THE Clergy Discipline Measure is not fit for its purpose and must be repaired or replaced, the Ecclesiastical Law Society was told on Tuesday of last week.
Dr Sarah Horsman, warden of the Sheldon Community, told the gathering that the Measure was a “deeply flawed Measure and not fit for purpose. It is maximally threatening to honest clergy, including those who err in minor ways, while being minimally effective with the very small minority of real wrongdoers. The worst of all worlds.”
Sheldon has been running a CDM project, researching its impact, for a year (Features, 19 October). Among Dr Horsman’s final remarks to the Society on Tuesday was a plea that members be “alert for suicidal thoughts”. Among those that Sheldon had heard from was the wife of a priest who had taken his own life with days of a CDM notice arriving and a priest who had twice attempted suicide.
“I hope that our combined expertise can be put at the service of those who so desperately need changes to the CDM,” she said. “We believe it is the particularities of clergy life and work, combined with the flaws of the CDM, that makes for a uniquely toxic cocktail.”
Among the 14 ingredients were a “very significant imbalance of power” in the process, with bishops not subject to “oversight safeguards”, “absent or inadequate” pastoral care, and the shame and humiliation brought about my media coverage. Placing bishops in control of clergy discipline was an “anachronism”.
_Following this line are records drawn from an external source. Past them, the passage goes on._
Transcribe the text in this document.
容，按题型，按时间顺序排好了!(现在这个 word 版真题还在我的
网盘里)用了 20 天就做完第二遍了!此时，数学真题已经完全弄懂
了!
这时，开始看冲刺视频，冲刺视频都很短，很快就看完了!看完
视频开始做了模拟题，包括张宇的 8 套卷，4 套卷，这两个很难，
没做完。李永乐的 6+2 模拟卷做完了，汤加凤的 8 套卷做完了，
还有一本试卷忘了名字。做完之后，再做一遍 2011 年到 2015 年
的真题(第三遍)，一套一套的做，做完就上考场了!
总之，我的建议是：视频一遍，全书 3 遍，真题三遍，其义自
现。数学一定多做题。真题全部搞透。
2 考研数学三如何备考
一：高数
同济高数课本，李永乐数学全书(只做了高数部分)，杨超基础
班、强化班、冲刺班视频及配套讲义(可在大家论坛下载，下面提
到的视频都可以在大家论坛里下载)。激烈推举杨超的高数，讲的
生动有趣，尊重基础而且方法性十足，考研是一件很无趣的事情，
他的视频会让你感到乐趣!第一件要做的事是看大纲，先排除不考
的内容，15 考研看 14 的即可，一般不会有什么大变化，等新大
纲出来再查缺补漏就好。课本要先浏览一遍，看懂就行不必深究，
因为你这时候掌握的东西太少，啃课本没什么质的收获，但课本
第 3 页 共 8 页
Sheldon believed that discipline should be divided into “two completely separate processes”, with a new national body established to handle “all cases which carry the possibility of loss of home and livelihood”. This would free the bishops to be a supporter or advocate for the priest. “If a prohibition is made (other than lifelong), then it should be made with a clear purpose and come with a clear pathway for restoration to ministry.” All other cases would then be handled by the bishop within the diocese.
In addition to gathering stories from past and current respondents, including via an online forum, Sheldon has commissioned independent academic research into the “lived experience” of CDM, run by researchers at Aston University with Sheldon as the non-academic partner. Approval is expected shortly.